Jack was inspired to write and self-publish his book, Love is: 358 Ways to Learn to Live a Life of Love, after receiving an email listing 21 definitions of love as told by young children. Those definitions fill numbers one through 21 of the list.
“If kids can define love, why can’t the adults do it?” he wondered. He asked family and friends to supply examples, which comprise the remainder of the list.
Some of the ways reflect the contributor’s time of life, such as “taking your medications” (336), “using light salt” (240), and “taking baby aspirin to protect your heart” (329). Many are practical, such as “having an umbrella in the car” (257), “putting a fresh paper towel roll on the dispenser” (245), and “charging your cell phone” (354). Taking care of our family members, ourselves, and our commitments is the overarching theme. Number 358 suggests that readers add to the list by looking at their own lives.

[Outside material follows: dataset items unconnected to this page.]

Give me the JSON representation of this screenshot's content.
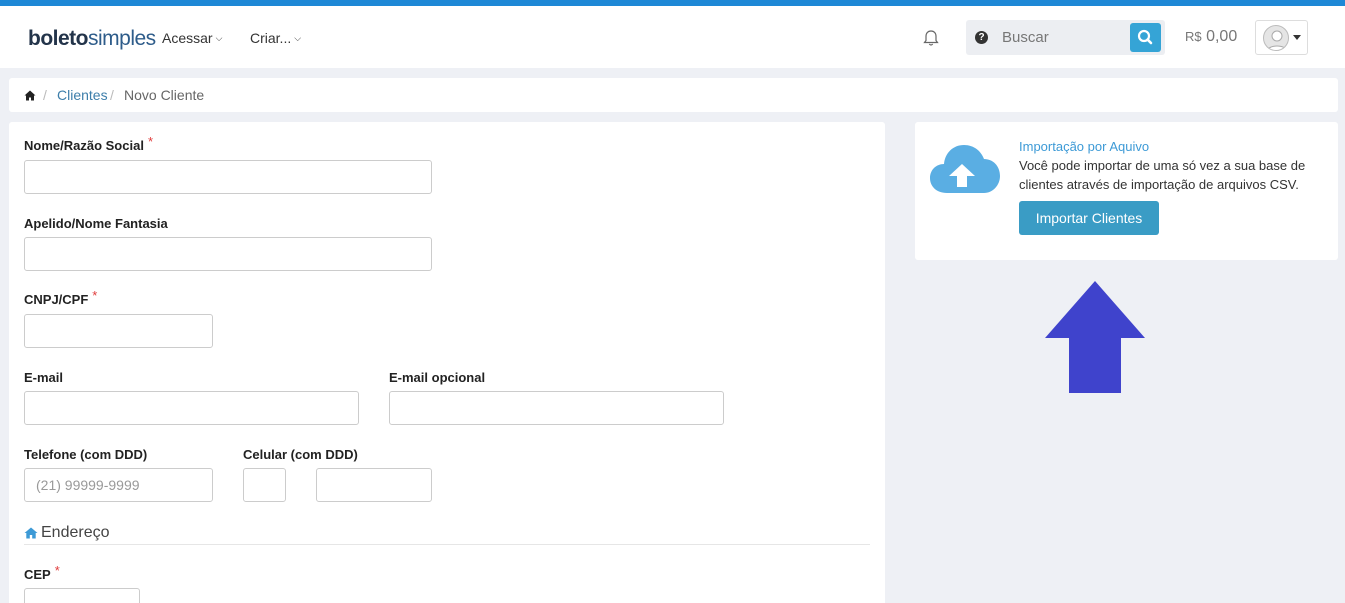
{
  "header": {
    "logo_bold": "boleto",
    "logo_light": "simples",
    "nav": [
      {
        "label": "Acessar"
      },
      {
        "label": "Criar..."
      }
    ],
    "search_placeholder": "Buscar",
    "balance_currency": "R$",
    "balance_value": "0,00"
  },
  "breadcrumb": {
    "items": [
      "Clientes",
      "Novo Cliente"
    ]
  },
  "form": {
    "nome_label": "Nome/Razão Social",
    "apelido_label": "Apelido/Nome Fantasia",
    "cnpj_label": "CNPJ/CPF",
    "email_label": "E-mail",
    "email_opcional_label": "E-mail opcional",
    "telefone_label": "Telefone (com DDD)",
    "telefone_placeholder": "(21) 99999-9999",
    "celular_label": "Celular (com DDD)",
    "section_endereco": "Endereço",
    "cep_label": "CEP",
    "required_marker": "*"
  },
  "import_panel": {
    "title": "Importação por Aquivo",
    "description": "Você pode importar de uma só vez a sua base de clientes através de importação de arquivos CSV.",
    "button_label": "Importar Clientes"
  },
  "colors": {
    "brand_blue": "#1e88d6",
    "button_blue": "#3a9cc5",
    "annotation_arrow": "#3f43cc",
    "required_red": "#e03b3b"
  }
}
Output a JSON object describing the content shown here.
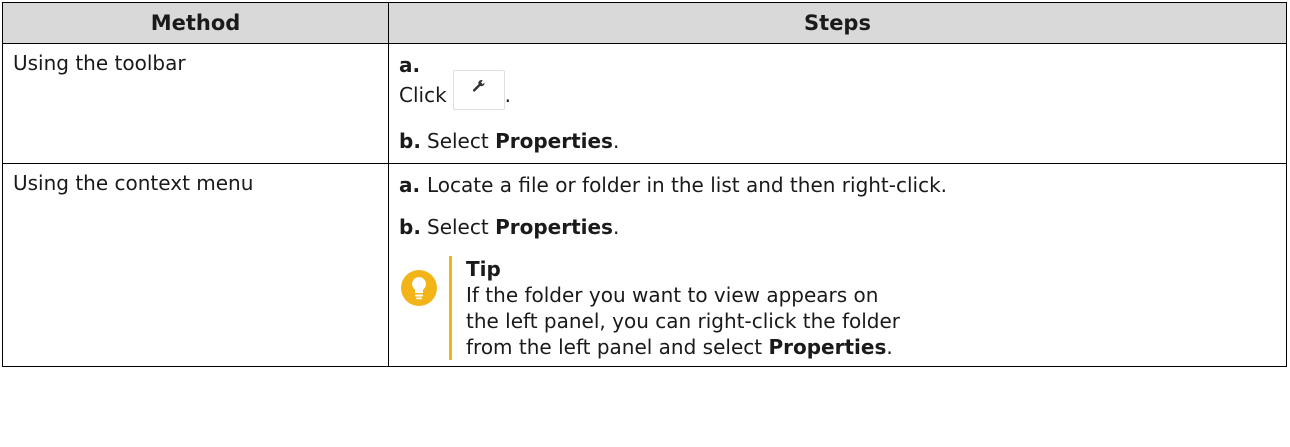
{
  "table": {
    "headers": {
      "method": "Method",
      "steps": "Steps"
    },
    "rows": [
      {
        "method": "Using the toolbar",
        "steps": [
          {
            "letter": "a.",
            "text": "Click",
            "icon": "wrench-icon",
            "suffix": "."
          },
          {
            "letter": "b.",
            "text": "Select ",
            "bold": "Properties",
            "suffix": "."
          }
        ]
      },
      {
        "method": "Using the context menu",
        "steps": [
          {
            "letter": "a.",
            "text": "Locate a file or folder in the list and then right-click."
          },
          {
            "letter": "b.",
            "text": "Select ",
            "bold": "Properties",
            "suffix": "."
          }
        ],
        "tip": {
          "icon": "lightbulb-icon",
          "title": "Tip",
          "text": "If the folder you want to view appears on the left panel, you can right-click the folder from the left panel and select ",
          "bold": "Properties",
          "suffix": "."
        }
      }
    ]
  },
  "colors": {
    "header_bg": "#d9d9d9",
    "tip_accent": "#f2b418"
  }
}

“In spite of the statistics concerning the 50 percent divorce rate in less than 10 years of marriage,” says Jack, “everybody thinks they really know everything about love. When Lenora wanted to bowl better, I bought and we studied a book about the techniques. Our 63 years of marriage seems incredible. We must have done something right. Living in this neighborhood didn’t hurt us either.
“I am happy and satisfied that I took the time and expense to gamble on producing my little book,” says Jack.